عَنْ مُعَاذِ بْنِ سَعْدٍ أَوْ سَعْدِ بْنِ مُعَاذٍ أَخْبَرَهُ أَنَّ جَارِيَةً لِكَعْبِ بْنِ مَالِكٍ كَانَتْ تَرْعَى غَنَمًا بِسَلْعٍ فَأُصِيبَتْ شَاةٌ مِنْهَا فَأَدْرَكَتْهَا فَذَبَحَتْهَا بِحَجَرٍ فَسُئِلَ النَّبِيُّ صَلَّى اللَّهُ عَلَيْهِ وَسَلَّمَ فَقَالَ كُلُوهَا

Dari Mu’adz ibn Sa’ad atau Sa’ad ibn Mu’adz ra bahwasanya hamba sahaya perempuan Ka’ab ibn Malik menggembala kambing di Sal’. Ia memperoleh satu ekor kambing dan menyembelihnya dengan batu.
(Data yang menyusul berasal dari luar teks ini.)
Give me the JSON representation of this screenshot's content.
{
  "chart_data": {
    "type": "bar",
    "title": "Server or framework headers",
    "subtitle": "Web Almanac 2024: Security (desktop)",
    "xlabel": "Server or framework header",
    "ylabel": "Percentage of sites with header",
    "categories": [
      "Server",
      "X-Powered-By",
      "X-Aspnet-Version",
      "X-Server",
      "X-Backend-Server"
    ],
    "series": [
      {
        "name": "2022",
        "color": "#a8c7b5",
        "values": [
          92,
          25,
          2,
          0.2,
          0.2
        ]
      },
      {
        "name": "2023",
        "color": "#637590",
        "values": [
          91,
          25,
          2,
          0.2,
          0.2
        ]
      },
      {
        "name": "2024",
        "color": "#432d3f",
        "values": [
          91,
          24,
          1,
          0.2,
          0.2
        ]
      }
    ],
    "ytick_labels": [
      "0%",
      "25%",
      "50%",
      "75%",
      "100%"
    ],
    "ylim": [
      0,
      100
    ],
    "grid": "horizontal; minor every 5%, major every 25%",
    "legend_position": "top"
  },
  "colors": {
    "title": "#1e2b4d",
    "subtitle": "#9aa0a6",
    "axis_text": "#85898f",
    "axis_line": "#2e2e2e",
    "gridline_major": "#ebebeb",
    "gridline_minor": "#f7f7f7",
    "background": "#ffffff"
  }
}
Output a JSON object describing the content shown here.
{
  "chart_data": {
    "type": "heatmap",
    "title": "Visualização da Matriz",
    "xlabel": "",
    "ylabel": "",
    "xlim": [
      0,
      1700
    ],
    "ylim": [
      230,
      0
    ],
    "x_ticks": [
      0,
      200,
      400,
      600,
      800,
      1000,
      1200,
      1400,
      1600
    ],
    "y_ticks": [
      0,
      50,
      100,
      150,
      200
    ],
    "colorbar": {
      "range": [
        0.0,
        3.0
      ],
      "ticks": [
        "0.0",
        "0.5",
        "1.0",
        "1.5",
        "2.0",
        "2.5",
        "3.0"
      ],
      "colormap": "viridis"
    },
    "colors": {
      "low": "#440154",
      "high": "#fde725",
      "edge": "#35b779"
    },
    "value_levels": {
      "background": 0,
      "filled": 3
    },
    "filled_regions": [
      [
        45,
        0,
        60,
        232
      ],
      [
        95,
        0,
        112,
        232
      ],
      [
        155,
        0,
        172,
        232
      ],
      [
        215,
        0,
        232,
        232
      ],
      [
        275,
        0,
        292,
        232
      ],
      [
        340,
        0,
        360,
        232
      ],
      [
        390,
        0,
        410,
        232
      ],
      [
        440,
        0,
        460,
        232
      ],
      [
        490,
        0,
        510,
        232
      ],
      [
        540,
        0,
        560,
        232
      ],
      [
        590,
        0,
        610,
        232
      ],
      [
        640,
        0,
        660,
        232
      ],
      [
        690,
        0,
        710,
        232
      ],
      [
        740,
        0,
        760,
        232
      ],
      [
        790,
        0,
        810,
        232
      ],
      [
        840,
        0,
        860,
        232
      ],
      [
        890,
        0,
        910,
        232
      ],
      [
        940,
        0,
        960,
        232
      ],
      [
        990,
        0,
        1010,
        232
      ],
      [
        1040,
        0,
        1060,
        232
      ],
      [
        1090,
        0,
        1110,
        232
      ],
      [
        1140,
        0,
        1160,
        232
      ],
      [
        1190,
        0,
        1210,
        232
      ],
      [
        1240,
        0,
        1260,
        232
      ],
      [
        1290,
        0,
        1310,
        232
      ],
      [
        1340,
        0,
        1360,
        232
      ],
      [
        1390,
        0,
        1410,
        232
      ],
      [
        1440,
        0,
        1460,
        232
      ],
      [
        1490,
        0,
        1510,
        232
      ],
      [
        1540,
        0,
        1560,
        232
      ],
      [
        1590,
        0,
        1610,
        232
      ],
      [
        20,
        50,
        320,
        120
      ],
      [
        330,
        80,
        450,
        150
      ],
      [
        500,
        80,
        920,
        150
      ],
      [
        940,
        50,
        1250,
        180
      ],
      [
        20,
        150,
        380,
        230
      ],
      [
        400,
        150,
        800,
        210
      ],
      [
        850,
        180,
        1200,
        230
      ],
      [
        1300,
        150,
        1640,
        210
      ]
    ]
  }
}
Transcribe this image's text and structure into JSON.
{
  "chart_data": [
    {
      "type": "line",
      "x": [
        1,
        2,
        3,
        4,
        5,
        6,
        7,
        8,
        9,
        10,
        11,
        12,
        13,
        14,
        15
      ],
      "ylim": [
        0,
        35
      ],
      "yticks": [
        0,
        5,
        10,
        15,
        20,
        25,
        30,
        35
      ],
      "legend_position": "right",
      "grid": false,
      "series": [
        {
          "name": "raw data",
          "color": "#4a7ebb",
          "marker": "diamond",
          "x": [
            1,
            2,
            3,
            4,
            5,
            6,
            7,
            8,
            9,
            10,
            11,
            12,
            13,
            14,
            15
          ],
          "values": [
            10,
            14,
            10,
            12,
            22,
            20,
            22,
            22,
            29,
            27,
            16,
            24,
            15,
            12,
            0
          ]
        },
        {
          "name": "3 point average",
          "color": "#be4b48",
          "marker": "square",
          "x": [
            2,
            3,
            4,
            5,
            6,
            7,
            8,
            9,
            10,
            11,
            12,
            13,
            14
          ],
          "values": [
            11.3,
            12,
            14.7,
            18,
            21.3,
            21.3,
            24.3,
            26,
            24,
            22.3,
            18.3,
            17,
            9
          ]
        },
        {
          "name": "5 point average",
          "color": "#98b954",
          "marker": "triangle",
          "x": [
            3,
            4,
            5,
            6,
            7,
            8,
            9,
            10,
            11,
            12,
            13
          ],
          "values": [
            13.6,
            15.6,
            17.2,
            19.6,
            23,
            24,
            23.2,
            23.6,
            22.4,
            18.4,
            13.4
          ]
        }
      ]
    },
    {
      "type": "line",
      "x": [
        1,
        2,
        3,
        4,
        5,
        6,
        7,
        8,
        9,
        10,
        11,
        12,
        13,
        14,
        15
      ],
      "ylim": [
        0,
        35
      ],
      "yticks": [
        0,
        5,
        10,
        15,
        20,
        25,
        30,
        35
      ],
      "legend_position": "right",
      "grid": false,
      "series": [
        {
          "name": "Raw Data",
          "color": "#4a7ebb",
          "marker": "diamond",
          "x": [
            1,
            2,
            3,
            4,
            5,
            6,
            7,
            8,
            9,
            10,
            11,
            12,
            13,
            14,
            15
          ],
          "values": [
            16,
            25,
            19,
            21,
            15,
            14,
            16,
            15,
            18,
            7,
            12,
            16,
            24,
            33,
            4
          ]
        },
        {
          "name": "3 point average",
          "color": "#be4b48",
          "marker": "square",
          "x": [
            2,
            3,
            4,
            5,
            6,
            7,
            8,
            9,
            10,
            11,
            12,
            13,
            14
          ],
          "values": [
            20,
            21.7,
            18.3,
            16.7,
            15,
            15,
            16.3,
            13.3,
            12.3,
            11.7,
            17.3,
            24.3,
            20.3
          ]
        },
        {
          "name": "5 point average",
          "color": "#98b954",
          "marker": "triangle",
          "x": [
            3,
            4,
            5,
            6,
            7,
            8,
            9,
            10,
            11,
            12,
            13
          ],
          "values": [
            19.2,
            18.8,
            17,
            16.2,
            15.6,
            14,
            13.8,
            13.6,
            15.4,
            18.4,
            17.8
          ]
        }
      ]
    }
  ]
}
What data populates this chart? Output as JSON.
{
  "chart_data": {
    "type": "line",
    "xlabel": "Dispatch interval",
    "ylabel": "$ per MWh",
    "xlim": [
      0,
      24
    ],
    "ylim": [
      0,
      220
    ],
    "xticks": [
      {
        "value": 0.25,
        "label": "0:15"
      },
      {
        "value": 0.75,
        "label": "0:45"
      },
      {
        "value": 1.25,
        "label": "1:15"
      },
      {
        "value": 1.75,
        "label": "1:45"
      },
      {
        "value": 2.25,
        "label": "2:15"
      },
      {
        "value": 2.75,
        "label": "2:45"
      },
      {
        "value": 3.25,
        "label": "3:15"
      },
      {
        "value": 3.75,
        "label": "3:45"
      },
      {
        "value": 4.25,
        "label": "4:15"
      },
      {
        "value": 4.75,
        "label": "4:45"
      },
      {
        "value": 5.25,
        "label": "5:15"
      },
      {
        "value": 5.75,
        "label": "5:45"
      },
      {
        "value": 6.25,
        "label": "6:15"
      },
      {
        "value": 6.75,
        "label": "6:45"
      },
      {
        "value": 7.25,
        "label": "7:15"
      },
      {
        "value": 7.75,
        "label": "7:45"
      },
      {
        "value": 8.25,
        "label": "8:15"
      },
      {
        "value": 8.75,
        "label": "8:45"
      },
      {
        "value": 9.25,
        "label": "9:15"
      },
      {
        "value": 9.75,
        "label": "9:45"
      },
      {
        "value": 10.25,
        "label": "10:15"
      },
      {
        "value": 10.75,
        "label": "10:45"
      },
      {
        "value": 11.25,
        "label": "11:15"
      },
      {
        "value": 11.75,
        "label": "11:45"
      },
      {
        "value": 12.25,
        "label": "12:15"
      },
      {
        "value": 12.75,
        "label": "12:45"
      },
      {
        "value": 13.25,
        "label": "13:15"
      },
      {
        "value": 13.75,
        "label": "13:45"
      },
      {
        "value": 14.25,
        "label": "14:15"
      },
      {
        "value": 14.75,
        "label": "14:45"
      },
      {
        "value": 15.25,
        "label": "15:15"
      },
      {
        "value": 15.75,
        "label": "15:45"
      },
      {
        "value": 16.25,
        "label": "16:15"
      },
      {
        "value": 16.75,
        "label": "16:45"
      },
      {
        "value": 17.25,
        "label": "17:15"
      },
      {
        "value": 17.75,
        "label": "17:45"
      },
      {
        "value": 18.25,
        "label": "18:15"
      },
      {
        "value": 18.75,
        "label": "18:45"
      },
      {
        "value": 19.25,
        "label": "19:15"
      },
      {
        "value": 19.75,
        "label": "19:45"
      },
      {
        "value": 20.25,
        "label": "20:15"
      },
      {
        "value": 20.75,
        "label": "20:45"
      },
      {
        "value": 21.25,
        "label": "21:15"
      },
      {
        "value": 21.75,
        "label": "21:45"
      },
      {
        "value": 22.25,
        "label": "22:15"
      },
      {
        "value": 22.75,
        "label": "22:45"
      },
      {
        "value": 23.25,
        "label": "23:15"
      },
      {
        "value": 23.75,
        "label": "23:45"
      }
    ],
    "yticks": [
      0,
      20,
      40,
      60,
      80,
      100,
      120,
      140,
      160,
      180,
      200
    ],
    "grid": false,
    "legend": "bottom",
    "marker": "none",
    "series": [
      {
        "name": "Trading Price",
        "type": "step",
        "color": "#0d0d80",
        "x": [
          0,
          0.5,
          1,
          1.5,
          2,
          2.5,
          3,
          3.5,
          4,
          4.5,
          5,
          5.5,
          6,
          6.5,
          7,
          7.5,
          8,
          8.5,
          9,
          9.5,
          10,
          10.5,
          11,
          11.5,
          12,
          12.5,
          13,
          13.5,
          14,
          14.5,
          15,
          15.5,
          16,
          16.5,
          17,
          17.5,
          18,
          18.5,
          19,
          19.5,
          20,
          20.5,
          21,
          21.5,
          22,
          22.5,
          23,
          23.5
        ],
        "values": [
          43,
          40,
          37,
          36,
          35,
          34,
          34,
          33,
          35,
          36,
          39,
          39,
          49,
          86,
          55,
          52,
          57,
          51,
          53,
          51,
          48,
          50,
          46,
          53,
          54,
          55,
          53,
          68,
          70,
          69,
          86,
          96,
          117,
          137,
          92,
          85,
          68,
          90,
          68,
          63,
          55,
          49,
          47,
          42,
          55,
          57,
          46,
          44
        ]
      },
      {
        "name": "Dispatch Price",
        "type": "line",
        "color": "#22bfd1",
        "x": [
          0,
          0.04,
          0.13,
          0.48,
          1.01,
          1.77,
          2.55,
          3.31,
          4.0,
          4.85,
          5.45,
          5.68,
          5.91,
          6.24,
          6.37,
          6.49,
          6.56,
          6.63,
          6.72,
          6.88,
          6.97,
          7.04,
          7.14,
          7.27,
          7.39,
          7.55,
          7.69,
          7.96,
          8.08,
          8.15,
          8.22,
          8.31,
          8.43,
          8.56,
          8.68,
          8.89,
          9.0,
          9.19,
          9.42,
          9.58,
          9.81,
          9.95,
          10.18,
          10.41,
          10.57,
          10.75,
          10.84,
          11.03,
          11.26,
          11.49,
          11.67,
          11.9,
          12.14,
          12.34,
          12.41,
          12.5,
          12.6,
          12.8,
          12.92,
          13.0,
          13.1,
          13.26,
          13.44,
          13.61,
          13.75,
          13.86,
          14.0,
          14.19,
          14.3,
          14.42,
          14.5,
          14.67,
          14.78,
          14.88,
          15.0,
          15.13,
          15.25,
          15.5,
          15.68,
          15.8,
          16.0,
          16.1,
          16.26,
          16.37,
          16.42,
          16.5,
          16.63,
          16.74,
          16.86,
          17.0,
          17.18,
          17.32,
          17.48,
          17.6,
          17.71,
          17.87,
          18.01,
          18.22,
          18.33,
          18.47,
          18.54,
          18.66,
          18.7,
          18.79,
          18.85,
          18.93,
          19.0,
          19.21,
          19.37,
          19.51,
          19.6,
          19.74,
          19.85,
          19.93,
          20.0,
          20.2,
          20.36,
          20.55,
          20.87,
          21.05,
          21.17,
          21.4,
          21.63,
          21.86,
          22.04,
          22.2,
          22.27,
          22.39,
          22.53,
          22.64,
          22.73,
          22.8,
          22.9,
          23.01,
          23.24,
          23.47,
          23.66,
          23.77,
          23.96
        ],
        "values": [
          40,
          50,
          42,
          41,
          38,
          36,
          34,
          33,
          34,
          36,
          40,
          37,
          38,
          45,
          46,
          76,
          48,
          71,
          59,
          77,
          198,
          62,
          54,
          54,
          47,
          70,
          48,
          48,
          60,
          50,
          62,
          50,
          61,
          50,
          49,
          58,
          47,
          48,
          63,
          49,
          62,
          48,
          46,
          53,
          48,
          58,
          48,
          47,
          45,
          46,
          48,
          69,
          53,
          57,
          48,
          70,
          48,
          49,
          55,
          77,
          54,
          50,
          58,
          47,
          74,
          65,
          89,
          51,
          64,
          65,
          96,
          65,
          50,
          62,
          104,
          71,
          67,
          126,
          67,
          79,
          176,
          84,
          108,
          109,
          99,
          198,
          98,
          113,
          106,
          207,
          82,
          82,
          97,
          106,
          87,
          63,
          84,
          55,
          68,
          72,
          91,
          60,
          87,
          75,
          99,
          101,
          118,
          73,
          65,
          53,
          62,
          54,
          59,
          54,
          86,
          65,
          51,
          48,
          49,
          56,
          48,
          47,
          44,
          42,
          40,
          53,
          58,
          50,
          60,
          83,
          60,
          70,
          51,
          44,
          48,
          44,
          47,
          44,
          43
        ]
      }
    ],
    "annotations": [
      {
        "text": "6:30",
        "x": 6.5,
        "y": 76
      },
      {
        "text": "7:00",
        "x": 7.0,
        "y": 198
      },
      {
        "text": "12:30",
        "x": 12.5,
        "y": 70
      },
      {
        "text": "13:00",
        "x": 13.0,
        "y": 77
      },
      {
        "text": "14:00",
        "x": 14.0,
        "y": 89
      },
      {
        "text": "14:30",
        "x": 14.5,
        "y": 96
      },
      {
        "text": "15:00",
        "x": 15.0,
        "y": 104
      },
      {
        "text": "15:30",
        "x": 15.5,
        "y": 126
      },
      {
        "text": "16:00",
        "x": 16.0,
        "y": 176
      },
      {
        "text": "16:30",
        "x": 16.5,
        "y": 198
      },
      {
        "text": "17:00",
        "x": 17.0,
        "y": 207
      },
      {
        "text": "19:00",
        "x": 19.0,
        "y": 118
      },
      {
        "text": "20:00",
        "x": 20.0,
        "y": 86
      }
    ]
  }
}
Nabi saw ditanya dan beliau menjawab: “Silahkan makan.” (Shahih al-Bukhari bab dzabihatil-mar`ah wal-amah no. 5505).
Artinya dua perempuan tersebut memilih jalan untuk mencari nafkah dengan usaha dan bekerja sendiri. Dan ini terjadi di zaman Nabi saw, artinya dibolehkan.
Meski demikian, memang harus diakui jika perempuan memilih berkarir banyak yang jadi tidak shalihah; berani melawan kepada suami, bahkan menempatkan suami sebagai pembantunya. Angka perceraian yang selalu lebih tinggi berasal dari gugatan istri yang mapan menjadi bukti lainnya. Rumah tangga pun seringkali jadi tidak terurus. Wanita karir yang seperti ini tentu hukumnya haram.